IF you were around in the 1950s, you may recall the occasional headline referring to "Teddy Boy trouble".

Such trouble was commonplace in British towns and cities in the Fifties, and Bradford was no exception.

Rivalries ran high between gangs of young men and youths from different districts who adopted a distinctive type of outfit. Dressed in their Edwardian-inspired attire of drainpipe trousers, fingertip-length jackets and bootlace ties, and often armed with knives, razors and knuckle-dusters, the Teddy Boys would raid each others' territories and challenge each other to gang fights.

The most spectacular of these in Bradford was the 'Battle of Bankfoot' which took place on the night of Saturday, November 26, 1955. When it finally ended, after a police baton charge, three teenage girls had suffered knife wounds, 17 Teddy Boys were arrested, and several policemen's helmets had been badly damaged.

At the height of what was in effect a riot, a crowd of more than 200 people were milling about outside the Ideal Ballroom and the road was blocked to traffic. Eye-witnesses described it as "just like a rugby football match out of control".

The trouble began inside the dance hall and was part of a feud between Bradford and Keighley Teddy Boys. Police were called when about a dozen youths began fighting on the balcony and it was in the aftermath of this initial trouble that the three girls, who had the misfortune to be in the wrong place at the wrong time, received knife wounds - one in the wrist, one in the arm and the third in the back.

The dance hall was cleared and police reinforcements were summoned, but by the time they had arrived the trouble had escalated in the street.

A large crowd gathered and clearly didn't appreciate the police presence.

Soon it was not only Teddy Boy against Teddy Boy, but Teddy Boys against the 20 officers who had been sent along to deal with the disturbance and were hopelessly outnumbered.

The fight that followed was so fierce that helmets were knocked in, uniforms were damaged and staffs had to be drawn before order could be restored and the road re-opened to traffic.

At one point several arrests were made and youths were put into a police van. A roar went up from the crowd and other youths charged the van in an unsuccessful bid to release them.

"As the result of an incident inside, the management promptly called the police and certain youths were told to leave the premises," reported the Telegraph & Argus at the time. "They did so, but one of them was taken into custody on a charge of being in possession of an offensive weapon.

"Later trouble broke out outside the hall and the road was quickly blocked by groups of youths engaged in fighting and altercation. The three girls, who were leaving the dance hall, received their injuries in the melee, which at one time threatened to assume the ugliest proportions.

"Two of the injured girls were taken to Bradford Royal Infirmary and later discharged. The third girl went to St Luke's Hospital for treatment."

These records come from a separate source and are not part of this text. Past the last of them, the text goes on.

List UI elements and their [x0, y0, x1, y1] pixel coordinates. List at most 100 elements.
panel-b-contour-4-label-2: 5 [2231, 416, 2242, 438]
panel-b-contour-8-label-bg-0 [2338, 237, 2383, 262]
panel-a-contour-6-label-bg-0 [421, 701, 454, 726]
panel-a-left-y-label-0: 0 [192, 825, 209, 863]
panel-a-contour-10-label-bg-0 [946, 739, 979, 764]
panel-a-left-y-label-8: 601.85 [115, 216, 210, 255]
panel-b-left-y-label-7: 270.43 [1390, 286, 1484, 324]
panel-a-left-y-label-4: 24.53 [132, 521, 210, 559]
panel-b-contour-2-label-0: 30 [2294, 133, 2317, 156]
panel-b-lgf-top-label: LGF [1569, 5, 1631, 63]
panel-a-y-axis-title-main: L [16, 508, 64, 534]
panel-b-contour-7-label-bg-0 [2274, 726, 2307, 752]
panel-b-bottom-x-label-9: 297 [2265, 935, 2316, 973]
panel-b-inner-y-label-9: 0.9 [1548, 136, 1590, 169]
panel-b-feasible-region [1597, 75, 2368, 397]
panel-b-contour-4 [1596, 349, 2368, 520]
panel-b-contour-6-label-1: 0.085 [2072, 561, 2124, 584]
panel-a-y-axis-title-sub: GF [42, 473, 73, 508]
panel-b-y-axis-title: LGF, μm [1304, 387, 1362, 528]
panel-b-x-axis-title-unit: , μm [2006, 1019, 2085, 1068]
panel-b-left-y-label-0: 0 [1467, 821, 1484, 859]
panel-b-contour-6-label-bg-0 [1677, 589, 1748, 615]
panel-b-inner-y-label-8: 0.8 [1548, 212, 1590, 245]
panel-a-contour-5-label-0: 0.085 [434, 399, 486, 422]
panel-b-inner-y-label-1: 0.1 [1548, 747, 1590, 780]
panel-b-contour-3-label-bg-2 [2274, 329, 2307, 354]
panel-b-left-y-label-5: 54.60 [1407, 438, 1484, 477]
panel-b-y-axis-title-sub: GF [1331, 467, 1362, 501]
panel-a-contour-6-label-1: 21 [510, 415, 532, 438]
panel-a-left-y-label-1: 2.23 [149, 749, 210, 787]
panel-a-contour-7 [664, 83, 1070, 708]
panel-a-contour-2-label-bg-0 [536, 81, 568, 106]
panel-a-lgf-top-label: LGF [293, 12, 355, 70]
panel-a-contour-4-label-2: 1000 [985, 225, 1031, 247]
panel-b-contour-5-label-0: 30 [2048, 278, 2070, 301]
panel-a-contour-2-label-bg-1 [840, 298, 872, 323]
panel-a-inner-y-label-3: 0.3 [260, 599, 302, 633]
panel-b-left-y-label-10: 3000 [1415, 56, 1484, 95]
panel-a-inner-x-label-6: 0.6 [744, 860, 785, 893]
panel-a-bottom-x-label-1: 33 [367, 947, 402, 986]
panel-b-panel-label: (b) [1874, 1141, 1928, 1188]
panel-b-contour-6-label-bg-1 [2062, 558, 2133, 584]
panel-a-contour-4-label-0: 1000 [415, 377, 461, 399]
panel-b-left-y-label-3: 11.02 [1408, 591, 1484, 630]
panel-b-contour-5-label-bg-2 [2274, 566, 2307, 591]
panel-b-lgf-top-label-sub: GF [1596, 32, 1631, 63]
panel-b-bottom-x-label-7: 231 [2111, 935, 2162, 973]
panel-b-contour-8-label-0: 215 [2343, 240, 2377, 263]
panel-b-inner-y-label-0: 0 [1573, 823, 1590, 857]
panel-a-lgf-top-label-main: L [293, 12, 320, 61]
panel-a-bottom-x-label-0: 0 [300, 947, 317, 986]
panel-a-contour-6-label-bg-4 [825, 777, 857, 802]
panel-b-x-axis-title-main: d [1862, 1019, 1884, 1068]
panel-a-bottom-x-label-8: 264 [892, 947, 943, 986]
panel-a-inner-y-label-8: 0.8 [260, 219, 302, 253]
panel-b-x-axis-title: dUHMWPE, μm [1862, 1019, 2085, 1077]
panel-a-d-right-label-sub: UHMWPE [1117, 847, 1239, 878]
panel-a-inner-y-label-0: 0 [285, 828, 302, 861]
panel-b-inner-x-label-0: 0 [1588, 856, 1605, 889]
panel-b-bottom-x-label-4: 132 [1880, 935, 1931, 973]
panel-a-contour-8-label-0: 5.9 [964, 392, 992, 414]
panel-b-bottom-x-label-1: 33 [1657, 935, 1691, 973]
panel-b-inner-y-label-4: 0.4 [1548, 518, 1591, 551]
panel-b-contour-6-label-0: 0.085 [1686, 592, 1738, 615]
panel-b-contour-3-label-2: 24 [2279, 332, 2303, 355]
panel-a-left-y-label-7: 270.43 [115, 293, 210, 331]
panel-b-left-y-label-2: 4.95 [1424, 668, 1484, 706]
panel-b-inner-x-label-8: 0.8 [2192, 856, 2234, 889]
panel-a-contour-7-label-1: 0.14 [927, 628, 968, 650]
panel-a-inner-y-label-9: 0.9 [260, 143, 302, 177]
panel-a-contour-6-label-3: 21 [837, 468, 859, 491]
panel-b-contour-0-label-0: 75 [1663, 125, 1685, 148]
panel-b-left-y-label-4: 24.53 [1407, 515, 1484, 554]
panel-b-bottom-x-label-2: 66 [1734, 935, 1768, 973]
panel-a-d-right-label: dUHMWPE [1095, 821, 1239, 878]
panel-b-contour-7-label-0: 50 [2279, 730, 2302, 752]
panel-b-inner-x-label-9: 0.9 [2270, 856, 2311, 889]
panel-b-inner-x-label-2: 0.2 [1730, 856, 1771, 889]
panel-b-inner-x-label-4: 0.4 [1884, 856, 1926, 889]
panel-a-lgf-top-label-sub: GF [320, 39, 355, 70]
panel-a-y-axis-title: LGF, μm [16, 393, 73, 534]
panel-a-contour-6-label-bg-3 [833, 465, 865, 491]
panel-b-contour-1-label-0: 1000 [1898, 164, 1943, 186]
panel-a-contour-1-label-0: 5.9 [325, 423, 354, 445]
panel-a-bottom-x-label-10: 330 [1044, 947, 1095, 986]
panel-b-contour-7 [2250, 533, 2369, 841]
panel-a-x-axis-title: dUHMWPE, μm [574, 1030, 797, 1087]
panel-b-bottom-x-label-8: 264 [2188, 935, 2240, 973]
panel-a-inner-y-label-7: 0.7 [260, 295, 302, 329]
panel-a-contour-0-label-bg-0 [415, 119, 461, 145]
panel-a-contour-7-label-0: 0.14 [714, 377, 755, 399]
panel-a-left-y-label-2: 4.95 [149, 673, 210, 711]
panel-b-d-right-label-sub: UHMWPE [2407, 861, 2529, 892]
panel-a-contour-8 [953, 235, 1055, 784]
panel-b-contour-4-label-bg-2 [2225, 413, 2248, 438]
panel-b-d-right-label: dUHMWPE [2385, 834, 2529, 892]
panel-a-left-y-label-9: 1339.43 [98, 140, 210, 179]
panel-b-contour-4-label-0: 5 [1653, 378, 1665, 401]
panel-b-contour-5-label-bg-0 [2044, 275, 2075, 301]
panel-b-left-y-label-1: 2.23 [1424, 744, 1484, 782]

When the 17 arrested youths appeared in court the following Monday, three were given short prison sentences for offences including being drunk and disorderly and behaviour likely to cause a breach of the peace, with one of them also being convicted of "possession without reasonable excuse" of a knuckle-duster. A further 14 were fined and bound over.

The proprietor of the dance hall, Mr Bert Shutt. told the T&A afterwards that he had been warned in an anonymous phone call that there was trouble brewing among the Teddy Boys and had taken steps to avoid "what might have been a very serious situation".

The editor's comment in the T&A the following week - on Tuesday, November 29, 1955 - said: "The vast majority of the citizens of Bradford are not prepared to regard these 'Teddy Boy' gangs, or the melees to which their existence inevitably leads, as a mere outbreak of animal high spirits. Gang warfare conducted with fists and non-lethal weapons differs only in degree from the shooting war that has for so long terrorised some areas of the United States.

"There must be disappointment that the opportunity was not taken by the Bradford magistrates to indicate in the most unequivocal terms that a repetition of the Bankfoot affair will not be tolerated. Physical violence,whatever its form, is one of the gravest crimes against the community."